Northstar Presents At The Movies –  The Impossible

Introduction:

“The Impossible” is a powerful film about human tenacity, about surviving against all odds in the face of death, about salvaging and hanging out to the last bit of hope when life has little of it to offer. One moment, the Belon family are on an island vacation, and the next they are subjects of a cruel, natural disaster. It is based on a real story of a father and mother and three sons and their individual and collective struggle for survival amid horrid devastation. What was it like to be in the swirling “washing machine like” swell of waves and water, wondering if you will ever breathe air again. There is the agony and terror of a family that is separated, worry made worse by physical injury. They wonder if their loved ones are dead, or about to be dead or maybe they wonder if they themselves are going to die. The family wanders around looking for missing family members, finding the courage and time to help others along the way. And finally, the joy of finding the people you thought were lost forever.   

Something To Talk About:

What about the people who are lost all around us? It is a tragedy to live a life without Jesus Christ. The question is – what are we doing about it?   

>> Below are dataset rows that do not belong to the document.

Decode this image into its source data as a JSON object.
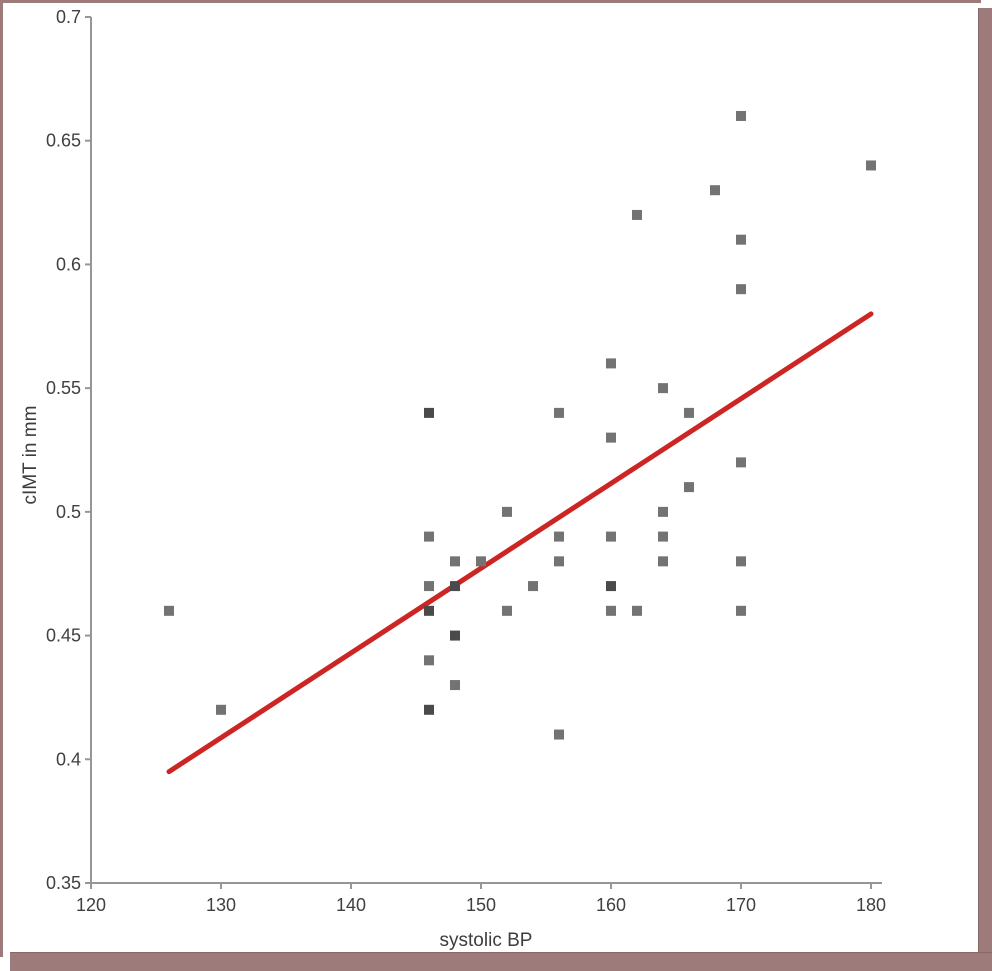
{
  "chart_data": {
    "type": "scatter",
    "title": "",
    "xlabel": "systolic BP",
    "ylabel": "cIMT in mm",
    "xlim": [
      120,
      180
    ],
    "ylim": [
      0.35,
      0.7
    ],
    "grid": false,
    "legend": false,
    "x_ticks": [
      120,
      130,
      140,
      150,
      160,
      170,
      180
    ],
    "x_tick_labels": [
      "120",
      "130",
      "140",
      "150",
      "160",
      "170",
      "180"
    ],
    "y_ticks": [
      0.35,
      0.4,
      0.45,
      0.5,
      0.55,
      0.6,
      0.65,
      0.7
    ],
    "y_tick_labels": [
      "0.35",
      "0.4",
      "0.45",
      "0.5",
      "0.55",
      "0.6",
      "0.65",
      "0.7"
    ],
    "points": [
      {
        "x": 126,
        "y": 0.46,
        "dark": false
      },
      {
        "x": 130,
        "y": 0.42,
        "dark": false
      },
      {
        "x": 146,
        "y": 0.54,
        "dark": true
      },
      {
        "x": 146,
        "y": 0.49,
        "dark": false
      },
      {
        "x": 146,
        "y": 0.47,
        "dark": false
      },
      {
        "x": 146,
        "y": 0.46,
        "dark": true
      },
      {
        "x": 146,
        "y": 0.44,
        "dark": false
      },
      {
        "x": 146,
        "y": 0.42,
        "dark": true
      },
      {
        "x": 148,
        "y": 0.48,
        "dark": false
      },
      {
        "x": 148,
        "y": 0.47,
        "dark": true
      },
      {
        "x": 148,
        "y": 0.45,
        "dark": true
      },
      {
        "x": 148,
        "y": 0.43,
        "dark": false
      },
      {
        "x": 150,
        "y": 0.48,
        "dark": false
      },
      {
        "x": 152,
        "y": 0.5,
        "dark": false
      },
      {
        "x": 152,
        "y": 0.46,
        "dark": false
      },
      {
        "x": 154,
        "y": 0.47,
        "dark": false
      },
      {
        "x": 156,
        "y": 0.54,
        "dark": false
      },
      {
        "x": 156,
        "y": 0.49,
        "dark": false
      },
      {
        "x": 156,
        "y": 0.48,
        "dark": false
      },
      {
        "x": 156,
        "y": 0.41,
        "dark": false
      },
      {
        "x": 160,
        "y": 0.56,
        "dark": false
      },
      {
        "x": 160,
        "y": 0.53,
        "dark": false
      },
      {
        "x": 160,
        "y": 0.49,
        "dark": false
      },
      {
        "x": 160,
        "y": 0.47,
        "dark": true
      },
      {
        "x": 160,
        "y": 0.46,
        "dark": false
      },
      {
        "x": 162,
        "y": 0.62,
        "dark": false
      },
      {
        "x": 162,
        "y": 0.46,
        "dark": false
      },
      {
        "x": 164,
        "y": 0.55,
        "dark": false
      },
      {
        "x": 164,
        "y": 0.5,
        "dark": false
      },
      {
        "x": 164,
        "y": 0.49,
        "dark": false
      },
      {
        "x": 164,
        "y": 0.48,
        "dark": false
      },
      {
        "x": 166,
        "y": 0.54,
        "dark": false
      },
      {
        "x": 166,
        "y": 0.51,
        "dark": false
      },
      {
        "x": 168,
        "y": 0.63,
        "dark": false
      },
      {
        "x": 170,
        "y": 0.66,
        "dark": false
      },
      {
        "x": 170,
        "y": 0.61,
        "dark": false
      },
      {
        "x": 170,
        "y": 0.59,
        "dark": false
      },
      {
        "x": 170,
        "y": 0.52,
        "dark": false
      },
      {
        "x": 170,
        "y": 0.48,
        "dark": false
      },
      {
        "x": 170,
        "y": 0.46,
        "dark": false
      },
      {
        "x": 180,
        "y": 0.64,
        "dark": false
      }
    ],
    "trendline": {
      "x1": 126,
      "y1": 0.395,
      "x2": 180,
      "y2": 0.58
    }
  },
  "colors": {
    "marker": "#737373",
    "marker_dark": "#4a4a4a",
    "trend": "#cc2524",
    "axis": "#969696",
    "tick_text": "#404040",
    "axis_title_text": "#3d3d3d",
    "frame": "#9d7b7b",
    "frame_edge": "#8a6666",
    "background": "#ffffff"
  }
}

The Impossible establishes the Belon’s as people of privilege. They fly business class. Maria gets snippy about having a sea view from her room, and husband and wife have an awkwardly scripted conversation about whether she should go back to her job as a doctor after taking several years off to have children. They blandly accept the luxury of their Thai holiday complex while Henry, the husband, then broods over work emails on his smartphone. But everything was drowned out by a deafening roar and Maria watched in horror as a towering wave pushed in from the sea and ripped through the hotel. They found themselves in a storm that is nondiscriminating. They find themselves lost. 

God is passionate about the lost: And God’s passion for each of us is inclusive. He loves not only the righteous, but also the unrighteous. He loves those who have never really strayed away – but also the rebels, those who have thumbed their nose at God and wandered away. God is passionately concerned for each one of us, whatever we may have done. God’s passion for the lost is indeed truly amazing.

We in turn should be equally passionate for the lost – as God gave His all for us, so we too should give our all to others. In light of this parable and the movie, we should be more concerned about others around us. Since God is passionate about the lost – and he wants us to be equally passionate about the lost – we need to ask ourselves what we are doing to win people to Jesus. We may just need to sow a seed by inviting the person to church, or to listen, or to provide unsolicited acts of kindness or to begin building a relationship. And we can’t give up at the first sign of indifference or rejection. We all love happy endings and in The Impossible, the family is reunited after all their struggles. It was worth all the pain and worry. There is nothing God loves more than when the lost are found. Nothing gives God greater joy than welcoming the sinner home.

Questions:

  1. What did you find compelling in The Impossible movie? What lessons of faith and courage can be gleaned from the movie?
  2. What does it mean to have a passion for others? Do you believe that neutrality is an option?
  3. When remembering the price Jesus paid for us, what do we learn about how great His love is for people still lost and hurting who live right across the street from us? How should that love drive our actions?
  4. Can you think of examples from the scripture of how Jesus prioritized His life around the mission field? How did His disciples prioritize their lives around the mission field? How should we?
  5. What can we do this week to raise our passion for the lost?

Take One Thing Home with You:

The tsunami resulted in at least 227,898 fatalities. The Belon family very nearly were additional statistics. But those statistics are people. How do we look at the lost? Are they statistics? Are they simply additional numbers in the total number of people who do not attend church or believe in Jesus Christ? Are those we know just part of that total? And the still bigger question is, do we treat them as statistics? Do they become just background scenario in our daily lives? It seems impossible when the numbers are so large. It is worth the effort to win one person to Jesus. But, it often requires more work than we expect.

You meet someone and after a few conversations – at work, or school or in the neighborhood – you invite the person to church. They explain that they have a lot going on, but thanks for the invite anyway. What they are actually saying is probably something like this: “Since you are not taking an interest in what interests me, how do you expect me to take an interest in what interests you.” It is great that we invite someone to church but is that as far as our Christian interest extends? It’s almost like we have fulfilled our responsibilities to them.  Most people will not drop all their beliefs just to accept yours. We need to show an interest in what’s interesting to them, instead of expecting them to be interested in Jesus the first time we mention the Savior’s name. Some people believe that spending time with non-believers is conforming to the world. (Romans 12:2)

People matter to God so they should matter to us. They are not statistics. God Himself became a man and left us an example of how we should care for the lost, then exhorted us to follow in His steps. Jesus stated His purpose, “For the Son of Man came to seek and to save the lost.” (Luke 19:10). We should make His mission our mission.